We are fortunate that in our churches of many denominations, a shared history of struggling with difference and at times State persecution has helped produce a climate of tolerance and a desire for wide social engagement that has had such a profound effect on the promotion of ethical standards within both State and society. As the Archbishop of York has pointed out, it goes back a long way reminding us that the Venerable Bede “wrote of how not only were the English converted but how the Gospel played a major socialising and civilising role, by uniting the English from a group of warring tribes and conferring nationhood on them”. It is still going on all around us and as the General Synod said in its address to the Queen on her Diamond Jubilee.
“For our part we reaffirm the Church of England’s commitment to serve all the people of England who seek its ministry, wherever possible in co-operation with other Christian churches. We shall endeavour to maintain a Christian presence in every community, through our congregations, our ordained and lay ministers, and our church buildings and to contribute to the education of the next generation through our church schools. We shall continue to strive for greater cohesion in local communities, for better understanding between Christians and people of other faiths and for the improvement of relations between all peoples”

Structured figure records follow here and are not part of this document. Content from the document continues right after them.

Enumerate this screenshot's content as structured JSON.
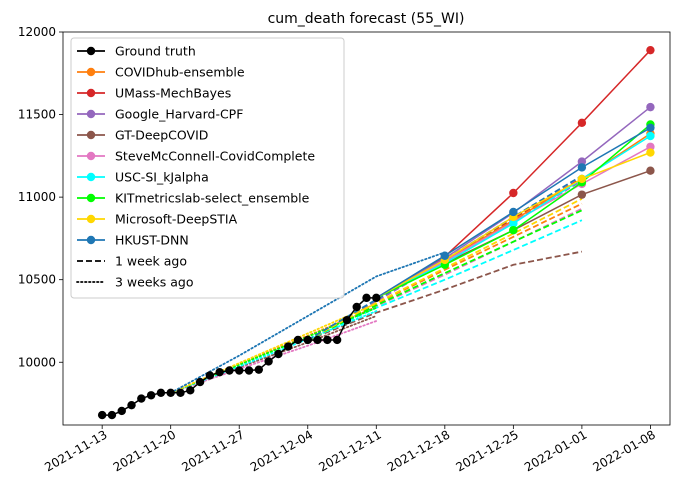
{
  "chart_data": {
    "type": "line",
    "title": "cum_death forecast (55_WI)",
    "xlabel": "",
    "ylabel": "",
    "x_range": [
      "2021-11-09",
      "2022-01-10"
    ],
    "ylim": [
      9620,
      12000
    ],
    "x_ticks": [
      "2021-11-13",
      "2021-11-20",
      "2021-11-27",
      "2021-12-04",
      "2021-12-11",
      "2021-12-18",
      "2021-12-25",
      "2022-01-01",
      "2022-01-08"
    ],
    "y_ticks": [
      10000,
      10500,
      11000,
      11500,
      12000
    ],
    "grid": false,
    "legend_position": "top-left",
    "ground_truth": {
      "name": "Ground truth",
      "color": "#000000",
      "points": [
        [
          "2021-11-13",
          9680
        ],
        [
          "2021-11-14",
          9680
        ],
        [
          "2021-11-15",
          9705
        ],
        [
          "2021-11-16",
          9740
        ],
        [
          "2021-11-17",
          9780
        ],
        [
          "2021-11-18",
          9800
        ],
        [
          "2021-11-19",
          9815
        ],
        [
          "2021-11-20",
          9815
        ],
        [
          "2021-11-21",
          9815
        ],
        [
          "2021-11-22",
          9830
        ],
        [
          "2021-11-23",
          9880
        ],
        [
          "2021-11-24",
          9920
        ],
        [
          "2021-11-25",
          9940
        ],
        [
          "2021-11-26",
          9950
        ],
        [
          "2021-11-27",
          9950
        ],
        [
          "2021-11-28",
          9950
        ],
        [
          "2021-11-29",
          9955
        ],
        [
          "2021-11-30",
          10005
        ],
        [
          "2021-12-01",
          10050
        ],
        [
          "2021-12-02",
          10095
        ],
        [
          "2021-12-03",
          10135
        ],
        [
          "2021-12-04",
          10135
        ],
        [
          "2021-12-05",
          10135
        ],
        [
          "2021-12-06",
          10135
        ],
        [
          "2021-12-07",
          10135
        ],
        [
          "2021-12-08",
          10255
        ],
        [
          "2021-12-09",
          10335
        ],
        [
          "2021-12-10",
          10390
        ],
        [
          "2021-12-11",
          10390
        ]
      ]
    },
    "series": [
      {
        "name": "COVIDhub-ensemble",
        "color": "#ff7f0e",
        "current": [
          [
            "2021-12-11",
            10390
          ],
          [
            "2021-12-18",
            10615
          ],
          [
            "2021-12-25",
            10860
          ],
          [
            "2022-01-01",
            11110
          ],
          [
            "2022-01-08",
            11385
          ]
        ],
        "week1": [
          [
            "2021-12-04",
            10135
          ],
          [
            "2021-12-11",
            10355
          ],
          [
            "2021-12-18",
            10560
          ],
          [
            "2021-12-25",
            10760
          ],
          [
            "2022-01-01",
            10960
          ]
        ],
        "week3": [
          [
            "2021-11-20",
            9815
          ],
          [
            "2021-11-27",
            9990
          ],
          [
            "2021-12-04",
            10160
          ],
          [
            "2021-12-11",
            10335
          ]
        ]
      },
      {
        "name": "UMass-MechBayes",
        "color": "#d62728",
        "current": [
          [
            "2021-12-11",
            10390
          ],
          [
            "2021-12-18",
            10640
          ],
          [
            "2021-12-25",
            11025
          ],
          [
            "2022-01-01",
            11450
          ],
          [
            "2022-01-08",
            11890
          ]
        ],
        "week1": [
          [
            "2021-12-04",
            10135
          ],
          [
            "2021-12-11",
            10375
          ],
          [
            "2021-12-18",
            10620
          ],
          [
            "2021-12-25",
            10870
          ],
          [
            "2022-01-01",
            11115
          ]
        ],
        "week3": []
      },
      {
        "name": "Google_Harvard-CPF",
        "color": "#9467bd",
        "current": [
          [
            "2021-12-11",
            10390
          ],
          [
            "2021-12-18",
            10630
          ],
          [
            "2021-12-25",
            10905
          ],
          [
            "2022-01-01",
            11215
          ],
          [
            "2022-01-08",
            11545
          ]
        ],
        "week1": [
          [
            "2021-12-04",
            10135
          ],
          [
            "2021-12-11",
            10370
          ],
          [
            "2021-12-18",
            10610
          ],
          [
            "2021-12-25",
            10850
          ],
          [
            "2022-01-01",
            11100
          ]
        ],
        "week3": []
      },
      {
        "name": "GT-DeepCOVID",
        "color": "#8c564b",
        "current": [
          [
            "2021-12-11",
            10390
          ],
          [
            "2021-12-18",
            10600
          ],
          [
            "2021-12-25",
            10800
          ],
          [
            "2022-01-01",
            11015
          ],
          [
            "2022-01-08",
            11160
          ]
        ],
        "week1": [
          [
            "2021-12-04",
            10135
          ],
          [
            "2021-12-11",
            10300
          ],
          [
            "2021-12-18",
            10440
          ],
          [
            "2021-12-25",
            10590
          ],
          [
            "2022-01-01",
            10670
          ]
        ],
        "week3": [
          [
            "2021-11-20",
            9815
          ],
          [
            "2021-11-27",
            9970
          ],
          [
            "2021-12-04",
            10120
          ],
          [
            "2021-12-11",
            10280
          ]
        ]
      },
      {
        "name": "SteveMcConnell-CovidComplete",
        "color": "#e377c2",
        "current": [
          [
            "2021-12-11",
            10390
          ],
          [
            "2021-12-18",
            10610
          ],
          [
            "2021-12-25",
            10850
          ],
          [
            "2022-01-01",
            11080
          ],
          [
            "2022-01-08",
            11305
          ]
        ],
        "week1": [
          [
            "2021-12-04",
            10135
          ],
          [
            "2021-12-11",
            10340
          ],
          [
            "2021-12-18",
            10530
          ],
          [
            "2021-12-25",
            10730
          ],
          [
            "2022-01-01",
            10930
          ]
        ],
        "week3": [
          [
            "2021-11-20",
            9815
          ],
          [
            "2021-11-27",
            9960
          ],
          [
            "2021-12-04",
            10100
          ],
          [
            "2021-12-11",
            10250
          ]
        ]
      },
      {
        "name": "USC-SI_kJalpha",
        "color": "#00ffff",
        "current": [
          [
            "2021-12-11",
            10390
          ],
          [
            "2021-12-18",
            10600
          ],
          [
            "2021-12-25",
            10840
          ],
          [
            "2022-01-01",
            11110
          ],
          [
            "2022-01-08",
            11370
          ]
        ],
        "week1": [
          [
            "2021-12-04",
            10135
          ],
          [
            "2021-12-11",
            10330
          ],
          [
            "2021-12-18",
            10500
          ],
          [
            "2021-12-25",
            10680
          ],
          [
            "2022-01-01",
            10860
          ]
        ],
        "week3": [
          [
            "2021-11-20",
            9815
          ],
          [
            "2021-11-27",
            9975
          ],
          [
            "2021-12-04",
            10140
          ],
          [
            "2021-12-11",
            10310
          ]
        ]
      },
      {
        "name": "KITmetricslab-select_ensemble",
        "color": "#00ff00",
        "current": [
          [
            "2021-12-11",
            10390
          ],
          [
            "2021-12-18",
            10590
          ],
          [
            "2021-12-25",
            10800
          ],
          [
            "2022-01-01",
            11090
          ],
          [
            "2022-01-08",
            11440
          ]
        ],
        "week1": [
          [
            "2021-12-04",
            10135
          ],
          [
            "2021-12-11",
            10345
          ],
          [
            "2021-12-18",
            10540
          ],
          [
            "2021-12-25",
            10730
          ],
          [
            "2022-01-01",
            10920
          ]
        ],
        "week3": [
          [
            "2021-11-20",
            9815
          ],
          [
            "2021-11-27",
            9985
          ],
          [
            "2021-12-04",
            10155
          ],
          [
            "2021-12-11",
            10330
          ]
        ]
      },
      {
        "name": "Microsoft-DeepSTIA",
        "color": "#ffd700",
        "current": [
          [
            "2021-12-11",
            10390
          ],
          [
            "2021-12-18",
            10620
          ],
          [
            "2021-12-25",
            10880
          ],
          [
            "2022-01-01",
            11110
          ],
          [
            "2022-01-08",
            11270
          ]
        ],
        "week1": [
          [
            "2021-12-04",
            10135
          ],
          [
            "2021-12-11",
            10360
          ],
          [
            "2021-12-18",
            10570
          ],
          [
            "2021-12-25",
            10780
          ],
          [
            "2022-01-01",
            10990
          ]
        ],
        "week3": [
          [
            "2021-11-20",
            9815
          ],
          [
            "2021-11-27",
            9995
          ],
          [
            "2021-12-04",
            10175
          ],
          [
            "2021-12-11",
            10355
          ]
        ]
      },
      {
        "name": "HKUST-DNN",
        "color": "#1f77b4",
        "current": [
          [
            "2021-12-11",
            10390
          ],
          [
            "2021-12-18",
            10645
          ],
          [
            "2021-12-25",
            10910
          ],
          [
            "2022-01-01",
            11180
          ],
          [
            "2022-01-08",
            11420
          ]
        ],
        "week1": [
          [
            "2021-12-04",
            10135
          ],
          [
            "2021-12-11",
            10380
          ],
          [
            "2021-12-18",
            10620
          ],
          [
            "2021-12-25",
            10880
          ],
          [
            "2022-01-01",
            11130
          ]
        ],
        "week3": [
          [
            "2021-11-20",
            9815
          ],
          [
            "2021-11-27",
            10040
          ],
          [
            "2021-12-04",
            10280
          ],
          [
            "2021-12-11",
            10520
          ],
          [
            "2021-12-18",
            10665
          ]
        ]
      }
    ],
    "style_legend": [
      {
        "label": "1 week ago",
        "dash": "dashed"
      },
      {
        "label": "3 weeks ago",
        "dash": "dotted"
      }
    ]
  }
}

Long may this work continue. But for it do so, the Church must accept the difficult engagement with law, politics and communities of other faiths and none. Politicians of all parties in their turn must accept that the critique of their actions from the Christian Churches and other faiths will often be very uncomfortable. But as we moderate each other by our engagement, we can develop our ideas far better than if we do it apart and can help create the conditions where individuals can both more readily identify the common good and cooperate to achieve it.